Light is Right Joe Campbell

Light is Right Joe Campbell

Military medals fascinate me. Not just their metallic luster and multi-coloured ribbons, but their number and variety. When I see a chest full of overlapping medals, I can’t resist counting them. So far, I’ve counted seventeen in a row, although I suspect I may have missed some.

What fascinates me most is how the bearers of all that hardware can stand at attention through lengthy ceremonies. You’d think that at some point their shoulders would sag. Or, if not their shoulders, at least their uniforms. Maybe they don’t dry clean them. Maybe they launder them and use a lot of starch.

My fascination began when I discovered my father’s World War I medals. Although in early grade school, I had a general idea of what wars were about and I wanted to know what my father had been about. When he told me that he spent his war years in the European theatre, I was taken aback. While other kids’ dads were fighting, I thought, mine was acting. When he added that he was in the French theatre of operations, I assumed that he had played a surgeon.

I was wrong, of course. He was talking about locations, not vocations. In war talk, a theatre is not a playhouse. It’s a slaughterhouse. He had served in France, where he was attached to an ambulance unit and helped recover the wounded for medical treatment.

I had the idea that, like the Victoria Cross, all military medals recognized outstanding bravery or self-sacrifice; or, like the Distinguished Service Order, highly meritorious actions. So I couldn’t wait to tell my friends that my father was a decorated war hero. When I did, they weren’t impressed. They said that their fathers or uncles were decorated war heroes, too.

I thought it was just talk. But only until my father took me to a Remembrance Day ceremony and every veteran I saw wore several medals. Although embarrassed about touting my father’s supposed superiority, I was nevertheless proud that my hometown had produced so many valiant warriors.

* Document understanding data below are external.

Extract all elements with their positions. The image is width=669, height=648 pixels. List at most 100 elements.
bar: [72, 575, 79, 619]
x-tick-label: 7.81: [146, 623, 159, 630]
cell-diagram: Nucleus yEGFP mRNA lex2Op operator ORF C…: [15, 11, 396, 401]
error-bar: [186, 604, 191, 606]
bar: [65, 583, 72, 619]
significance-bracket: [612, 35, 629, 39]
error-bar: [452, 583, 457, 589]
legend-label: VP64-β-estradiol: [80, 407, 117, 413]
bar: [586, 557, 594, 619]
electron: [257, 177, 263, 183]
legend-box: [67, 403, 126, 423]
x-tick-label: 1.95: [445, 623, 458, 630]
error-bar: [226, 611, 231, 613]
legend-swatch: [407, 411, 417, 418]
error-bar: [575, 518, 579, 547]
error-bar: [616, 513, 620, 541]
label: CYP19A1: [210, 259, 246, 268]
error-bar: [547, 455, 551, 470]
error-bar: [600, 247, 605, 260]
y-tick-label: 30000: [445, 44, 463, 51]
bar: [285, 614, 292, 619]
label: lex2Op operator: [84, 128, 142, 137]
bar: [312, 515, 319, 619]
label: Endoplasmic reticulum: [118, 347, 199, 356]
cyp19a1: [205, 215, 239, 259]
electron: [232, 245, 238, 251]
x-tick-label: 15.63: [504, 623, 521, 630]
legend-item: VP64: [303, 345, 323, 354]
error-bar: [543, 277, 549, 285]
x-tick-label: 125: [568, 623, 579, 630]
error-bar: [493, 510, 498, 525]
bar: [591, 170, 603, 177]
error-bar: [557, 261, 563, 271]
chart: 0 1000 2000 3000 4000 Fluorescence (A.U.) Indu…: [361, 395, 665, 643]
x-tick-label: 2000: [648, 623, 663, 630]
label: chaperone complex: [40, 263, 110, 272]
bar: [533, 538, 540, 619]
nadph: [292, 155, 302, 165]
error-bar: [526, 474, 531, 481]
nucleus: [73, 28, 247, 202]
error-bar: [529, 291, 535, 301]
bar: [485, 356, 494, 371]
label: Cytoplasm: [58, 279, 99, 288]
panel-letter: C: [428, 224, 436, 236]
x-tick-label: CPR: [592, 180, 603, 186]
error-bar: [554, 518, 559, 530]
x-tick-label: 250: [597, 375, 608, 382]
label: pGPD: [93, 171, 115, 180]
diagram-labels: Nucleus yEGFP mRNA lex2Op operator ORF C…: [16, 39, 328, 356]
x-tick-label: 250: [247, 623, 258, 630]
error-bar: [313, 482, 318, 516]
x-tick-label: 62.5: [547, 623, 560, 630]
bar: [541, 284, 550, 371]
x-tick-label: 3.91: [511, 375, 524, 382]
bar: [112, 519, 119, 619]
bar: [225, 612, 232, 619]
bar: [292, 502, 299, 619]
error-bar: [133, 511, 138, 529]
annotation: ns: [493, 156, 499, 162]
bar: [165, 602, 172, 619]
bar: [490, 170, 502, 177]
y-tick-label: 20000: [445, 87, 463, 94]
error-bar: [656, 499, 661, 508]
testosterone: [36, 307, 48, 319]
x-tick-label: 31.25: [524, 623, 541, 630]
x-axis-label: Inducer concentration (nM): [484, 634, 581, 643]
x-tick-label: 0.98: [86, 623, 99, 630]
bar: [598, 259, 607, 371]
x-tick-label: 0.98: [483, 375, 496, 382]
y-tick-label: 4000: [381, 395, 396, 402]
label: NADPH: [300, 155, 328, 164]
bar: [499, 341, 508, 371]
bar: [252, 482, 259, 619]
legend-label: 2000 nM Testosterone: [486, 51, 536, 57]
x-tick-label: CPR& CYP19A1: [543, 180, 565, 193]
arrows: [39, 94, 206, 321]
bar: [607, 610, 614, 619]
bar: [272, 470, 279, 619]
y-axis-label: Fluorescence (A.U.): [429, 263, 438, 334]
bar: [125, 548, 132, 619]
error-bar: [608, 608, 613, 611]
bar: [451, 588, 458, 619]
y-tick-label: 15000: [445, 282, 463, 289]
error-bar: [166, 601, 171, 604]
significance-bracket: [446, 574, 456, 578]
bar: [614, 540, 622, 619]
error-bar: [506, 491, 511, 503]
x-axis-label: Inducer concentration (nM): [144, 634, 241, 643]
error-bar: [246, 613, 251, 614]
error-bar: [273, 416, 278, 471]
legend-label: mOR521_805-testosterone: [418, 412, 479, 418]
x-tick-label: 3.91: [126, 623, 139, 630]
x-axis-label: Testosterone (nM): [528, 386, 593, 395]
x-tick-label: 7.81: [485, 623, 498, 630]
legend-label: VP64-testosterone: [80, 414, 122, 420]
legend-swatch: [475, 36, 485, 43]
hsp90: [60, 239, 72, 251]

My father soon set me straight. He said that virtually all personnel he served with received Victory and British War Medals as well as War Service Badges. Some also collected Long Service and Good Conduct Medals.

It hadn’t occurred to me that medals and badges, like money, could be inflationary. Not only were badges awarded to honourably discharged members of the Canadian Expeditionary Force who had served at the front; but also to active militia, retired or honourably discharged, who would have become CEF members if they had remained on duty until arrangements for their membership were completed.

So in World War I you didn’t have to be a hero to be decorated. You could receive medals or badges for showing up, hanging in there and behaving yourself, and not just for actual service but also for good intentions. I guess the military didn’t want anyone to feel left out.

My boyhood experience with war talk and military medals left me unduly wary. When a veteran I interviewed for a high school project said he had been mentioned in dispatches, I was at a loss for words. I didn’t know whether to congratulate or console him.

I was also wary of the ribbons attached to the medals he wore. Red, white and blue, I could understand. They were reminiscent of the flag and patriotism. Blue and green, I could accept. They were at least neutral. But yellow, I had difficulty with, as it can symbolize both loyalty and cowardice. Yellow seemed as ambiguous as being mentioned in dispatches.

Medal inflation continued unabated through World War II. You could receive a War Medal for serving 28 days full-time, a Canadian Volunteer Service Medal for 18 months active duty and a Defense Medal for six months service in Britain. You could also receive a military star if you served in the Atlantic, the Pacific, France, Belgium, Holland, Germany, Sicily, North Africa, or Burma for as much as six months or as little as one day.

No wonder many decorated veterans are prone to hernias and back pain, and I haven’t even mentioned medals for service in the Korean, Gulf, Somalia and Afghan wars. Nor have I included any that are open to all Canadians, like Centennial medals. Nearly a third of those went to members of the military.

Canada has a Sacrifice Medal for military and related personnel wounded in active service. Maybe we should strike one for heavily decorated veterans injured in ceremonial service. But only if it’s made for mounting, not wearing.